CHP’liler de Melih Gökçek’in durumunu merak ediyor. Partisinde bile artık “istenmeyen adam” haline gelen Gökçek’in istifa ettirilmesi çabalarına, hiç sevmemelerine karşın CHP’liler karşı çıkıyor. Bunu CHP Genel Başkan Yardımcısı Seyit Torun şöyle açıklıyor: “Gökçek şöyledir, böyledir, sevilir, sevilmez ama seçilmiş birinin istifaya zorlanmasını doğru bulmuyoruz. Başkanın istifaya zorlanması demokrasi, milli irade adına utanç verici bir durum. Cumhurbaşkanı ‘partinin onuru, kişinin onurundan daha önemlidir’ diyor. Peki milletin onuru ne olacak? O tercihi yaparken gösterilen irade ne olacak? Gökçek’in varsa suçu onu yargıya teslim etmeniz gerekir. Gökçek de çıkıp ‘sağlık nedenleriyle istifa ediyorum’ derse, bu da halka, milli iradeye saygısızlık. Tek adamın isteğiyle bunların yerine getirildiğini herkes biliyor.” Gökçek’in ağzı iyi laf yapar. Haksız durumdayken bile kendini haklı çıkartabilir.

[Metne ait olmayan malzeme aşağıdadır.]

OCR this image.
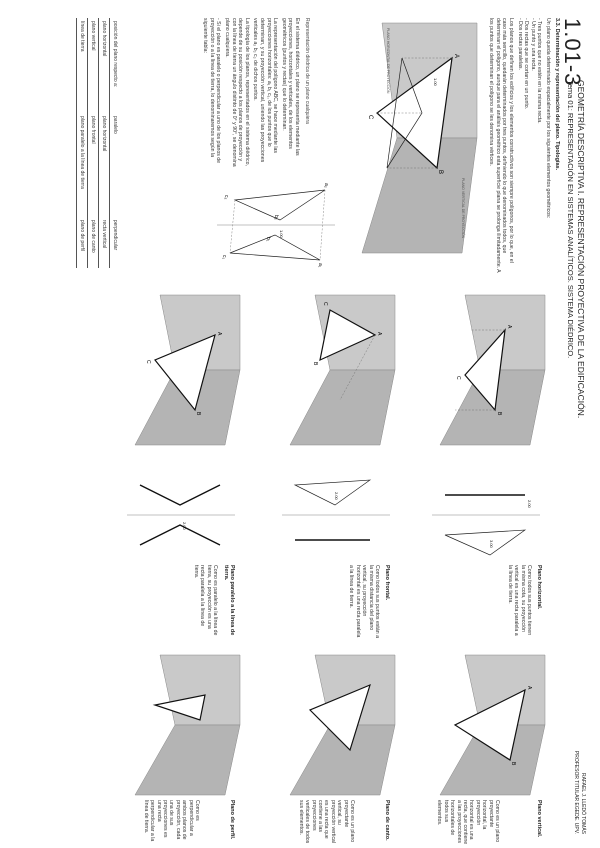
1.01-3
GEOMETRÍA DESCRIPTIVA I. REPRESENTACIÓN PROYECTIVA DE LA EDIFICACIÓN.
Tema 01: REPRESENTACIÓN EN SISTEMAS ANALÍTICOS. SISTEMA DIÉDRICO.
RAFAEL J. LLEDÓ TOMÁS
PROFESOR TITULAR EGEDE. UPV.
3.3. Determinación y representación del plano. Tipologías.

Un plano queda determinado espacialmente por los siguientes elementos geométricos:

- Tres puntos que no estén en la misma recta.

- Un punto y una recta.

- Dos rectas que se cortan en un punto.

- Dos rectas paralelas.

Los planos que definen los edificios y los elementos constructivos son siempre polígonos, por lo que, en el caso más sencillo, quedarán determinados por tres puntos, definiendo lo que denominados todos, que determinan el polígono, aunque para el análisis geométrico esta superficie plana se prolonga ilimitadamente. A los puntos que determinan el polígono se les denomina vértices.

A
B
C
1.00
PLANO VERTICAL DE PROYECCIÓN
PLANO HORIZONTAL DE PROYECCIÓN
a₂
a₁
b₂
b₁
c₂
c₁
1.00
Representación diédrica de un plano cualquiera

En el sistema diédrico, un plano se representa mediante las proyecciones, horizontales y verticales, de los elementos geométricos (puntos y rectas) que lo determinan.

La representación del polígono ABC, se hace mediante las proyecciones horizontales: a₁ b₁ c₁, de los puntos que lo determinan, y su proyección vertical, uniendo las proyecciones verticales a₂ b₂ c₂ de dichos puntos.

La tipología de los planos, representados en el sistema diédrico, depende de su posición respecto a los planos de proyección y con la línea de tierra un ángulo distinto de 0° y 90°, se denomina plano cualquiera.

- Si el plano es paralelo o perpendicular a uno de los planos de proyección o a la línea de tierra, lo denominaremos según la siguiente tabla:

posición del plano respecto a:	paralelo	perpendicular
plano horizontal	plano horizontal	recta vertical
plano vertical	plano frontal	plano de canto
línea de tierra	plano paralelo a la línea de tierra	plano de perfil
A
B
C
3.00
2.00
Plano horizontal.
Como todos sus puntos tienen la misma cota, su proyección vertical es una recta paralela a la línea de tierra.
A
B
C
2.00
Plano frontal.
Como todos sus puntos están a la misma distancia del plano vertical, su proyección horizontal es una recta paralela a la línea de tierra.
A
B
C
2.00
Plano paralelo a la línea de tierra.
Como es paralelo a la línea de tierra, su proyección es una recta paralela a la línea de tierra.
A
B
Plano vertical.
Como es un plano proyectante horizontal, la proyección horizontal es una recta, que contiene a las proyecciones horizontales de todos sus elementos.
Plano de canto.
Como es un plano proyectante vertical, su proyección vertical es una recta que contiene a las proyecciones verticales de todos sus elementos.
Plano de perfil.
Como es perpendicular a ambos planos de proyección, cada una de sus proyecciones es una recta perpendicular a la línea de tierra.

Eğer kendine güveniyor, açığı olmadığına inanıyorsa baskılara karşı direnir, baskıcılarla vuruşur. Yakışanı budur. Ama Gökçek’te bunu yapacak cesaret var mı? Ya da bunca konuşulanlardan sonra Gökçek istifa etmiyorsa bu durumun da sorgulanmaya ihtiyacı vardır.